Road trip empathique
Les deux derniers épisodes de Life Is Strange 2 forment Un road trip furieusement attachant, entre immigration et famille brisée.
Life Is Strange 2 marque un tournant dans le monde des jeux vidéo hébergés par de grands éditeurs. Depuis près de 40 ans, Electronic Arts ou Activision évitent en effet tout thème sociétal et politique. Mais Square Enix épaule, depuis un an, ce road movie entre replis xénophobes, homosexualité, fanatisme religieux et maternité non assumée. Lâchés en août et en décembre dernier, les deux ultimes épisodes (sur cinq) de ce récit d’exil bouclent ce jeu d’aventure aux airs de Livre dont vous êtes le héros. De quoi inspirer une industrie gaming souvent en manque de sens?
La première saison de Life Is Strange brossait avec doigté les affres de l’adolescence, sur fond de pouvoirs surnaturels. Entre blessures familiales, cyberharcèlement, suicide et amitié recomposée, Christian Divine et Jean-Luc Cano y déroulaient un teen movie introspectif et sensible.

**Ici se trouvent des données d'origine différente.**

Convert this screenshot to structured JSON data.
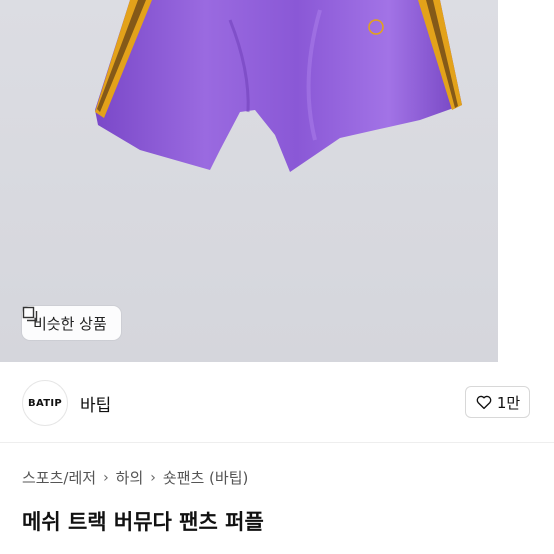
{
  "gallery": {
    "similar_button_label": "비슷한 상품",
    "similar_icon": "copy-icon"
  },
  "seller": {
    "avatar_text": "BATIP",
    "name": "바팁",
    "like_label": "1만",
    "like_icon": "heart-outline-icon"
  },
  "breadcrumb": {
    "items": [
      "스포츠/레저",
      "하의",
      "숏팬츠 (바팁)"
    ],
    "separator_icon": "chevron-right-icon"
  },
  "product": {
    "title": "메쉬 트랙 버뮤다 팬츠 퍼플"
  },
  "colors": {
    "photo_bg": "#d8d9df",
    "shorts": "#8f5fd8",
    "stripe": "#e3a21a"
  }
}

Dontnod abandonne les héroïnes du premier volet pour partir en cavale avec deux jeunes frères poursuivis par le FBI. Jeté sur les routes suite à la mort de leur père, Sean, l’aîné, tente de dompter les pouvoirs télékinétiques de Daniel, son cadet.

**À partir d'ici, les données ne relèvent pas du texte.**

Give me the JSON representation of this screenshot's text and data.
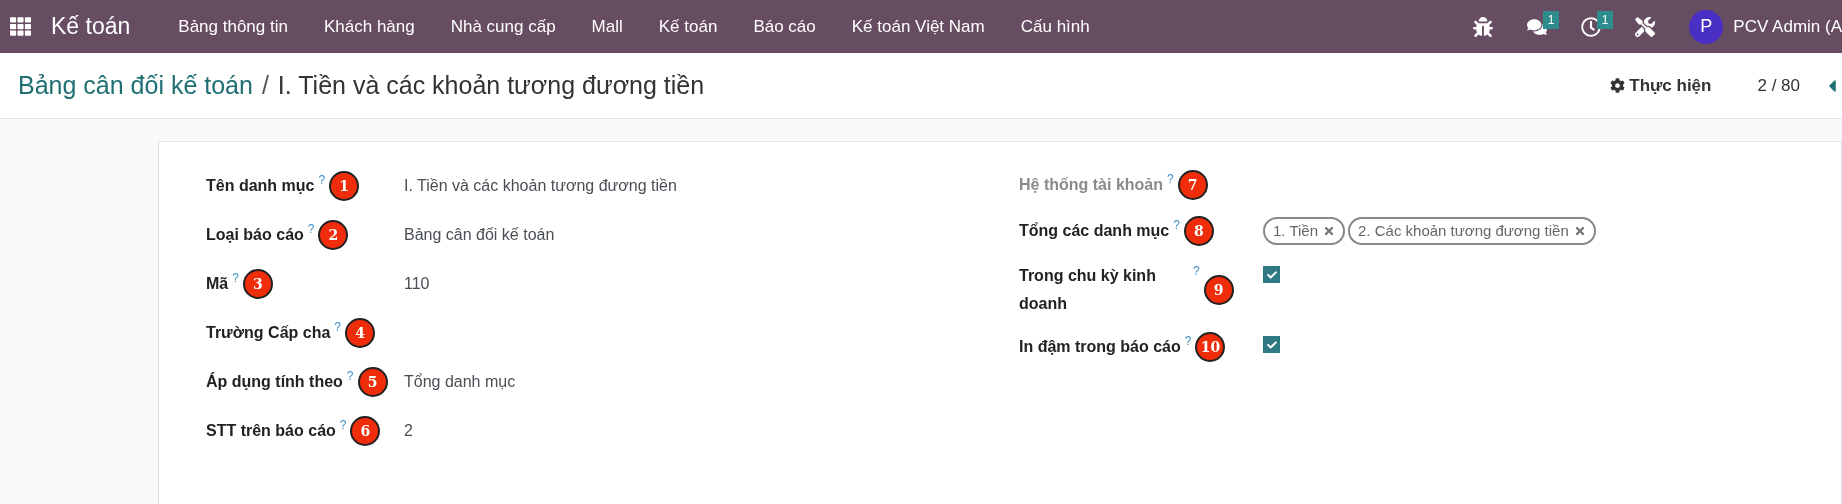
{
  "navbar": {
    "app_name": "Kế toán",
    "menu": [
      "Bảng thông tin",
      "Khách hàng",
      "Nhà cung cấp",
      "Mall",
      "Kế toán",
      "Báo cáo",
      "Kế toán Việt Nam",
      "Cấu hình"
    ],
    "systray": [
      {
        "kind": "bug"
      },
      {
        "kind": "chat",
        "count": "1"
      },
      {
        "kind": "activity",
        "count": "1"
      },
      {
        "kind": "tools"
      }
    ],
    "avatar": "P",
    "user": "PCV Admin (A"
  },
  "control_panel": {
    "breadcrumb_parent": "Bảng cân đối kế toán",
    "separator": "/",
    "breadcrumb_current": "I. Tiền và các khoản tương đương tiền",
    "action": "Thực hiện",
    "pager": "2 / 80"
  },
  "form": {
    "left": [
      {
        "label": "Tên danh mục",
        "help": "?",
        "badge": "1",
        "value": "I. Tiền và các khoản tương đương tiền"
      },
      {
        "label": "Loại báo cáo",
        "help": "?",
        "badge": "2",
        "value": "Bảng cân đối kế toán"
      },
      {
        "label": "Mã",
        "help": "?",
        "badge": "3",
        "value": "110"
      },
      {
        "label": "Trường Cấp cha",
        "help": "?",
        "badge": "4"
      },
      {
        "label": "Áp dụng tính theo",
        "help": "?",
        "badge": "5",
        "value": "Tổng danh mục"
      },
      {
        "label": "STT trên báo cáo",
        "help": "?",
        "badge": "6",
        "value": "2"
      }
    ],
    "right": [
      {
        "kind": "text",
        "label": "Hệ thống tài khoản",
        "help": "?",
        "badge": "7",
        "muted": true
      },
      {
        "kind": "tags",
        "label": "Tổng các danh mục",
        "help": "?",
        "badge": "8",
        "muted": false,
        "tags": [
          "1. Tiền",
          "2. Các khoản tương đương tiền"
        ]
      },
      {
        "kind": "checkbox",
        "label": "Trong chu kỳ kinh doanh",
        "help": "?",
        "badge": "9",
        "muted": false,
        "checked": true
      },
      {
        "kind": "checkbox",
        "label": "In đậm trong báo cáo",
        "help": "?",
        "badge": "10",
        "muted": false,
        "checked": true
      }
    ]
  }
}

Deux fils peuvent-ils renouer des liens avec une mère qui les a abandonnés dans leur prime enfance? Avec une incroyable justesse, les deux derniers épisodes de Life Is Strange 2 laissent habillement le gamer trancher. Les deux points de vue du drame sont exposés avec doigté. Au joueur de construire sa réaction, via des comportements secs ou plus chaleureux envers la maman retrouvée de Sean et Daniel.
On dirait le Sud
Cette intrigue bouleversante -inédite dans un jeu vidéo- se ponctue d’une foule d’événements vécus par les kids en route vers le Mexique. Coincé à l’hôpital après un grave incident dans une plantation de cannabis, Sean se retrouve interrogé par le FBI et sans nouvelle de Daniel. Le garçon, capable de faire léviter des objets, a été embrigadé dans une secte religieuse du Nevada. D’un hommage à la non-violence de Gandhi à une vie de néo-hippies reclus dans le désert, Life Is Strange 2 transforme chaque halte en moment fort.

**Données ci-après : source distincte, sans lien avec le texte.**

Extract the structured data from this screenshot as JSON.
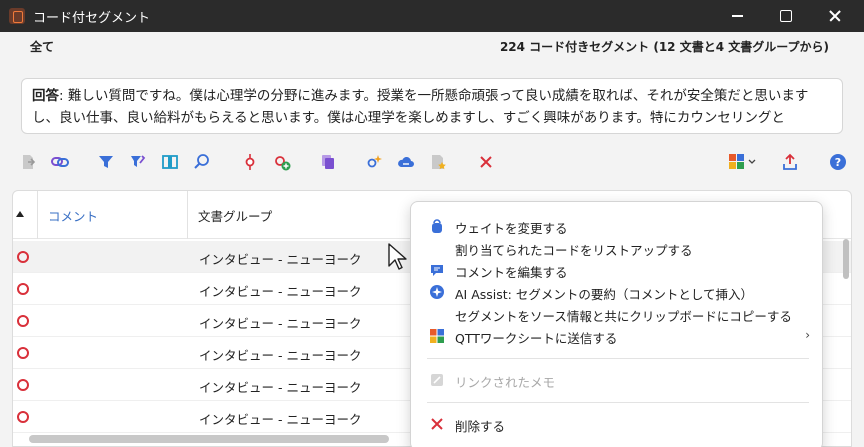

Certes, le jeu évoque la xénophobie de l’Amérique pro-Trump au fil d’une morale simplifiée. On se retrouve ainsi incarcéré, face à des miliciens frontaliers et un couple de réfugiés mexicains pour un débat prévisible sur l’immigration. Mais les cinq épisodes de la série sont à conseiller à des étudiants de secondaire supérieur. L’empathie que le jeu vidéo permet y est ici mise à profit pour explorer toutes les zones grises de l’âme humaine, sans jugement préconçu.
Life Is Strange 2 souffre également d’un gameplay réduit à peau de chagrin. L’impossibilité de rembobiner le temps comme sur la première saison pour explorer des réalités parallèles frustre. Son incroyable BO (Whitney, Phoenix, Sufjan Stevens…) s’efface, hélas, sur les deux derniers épisodes tandis que les mouvements parfois exagérés des protagonistes les font danser comme des Sims. Un détail toutefois vite oublié face au réalisme vertigineux de ce miroir à peine déformé de notre monde.
Life Is Strange 2 (épisodes 4 et 5)
édité par Square Enix et développé par Dontnod Entertainment, âge: 18+, disponible sur PC, Playstation 4 et Xbox One.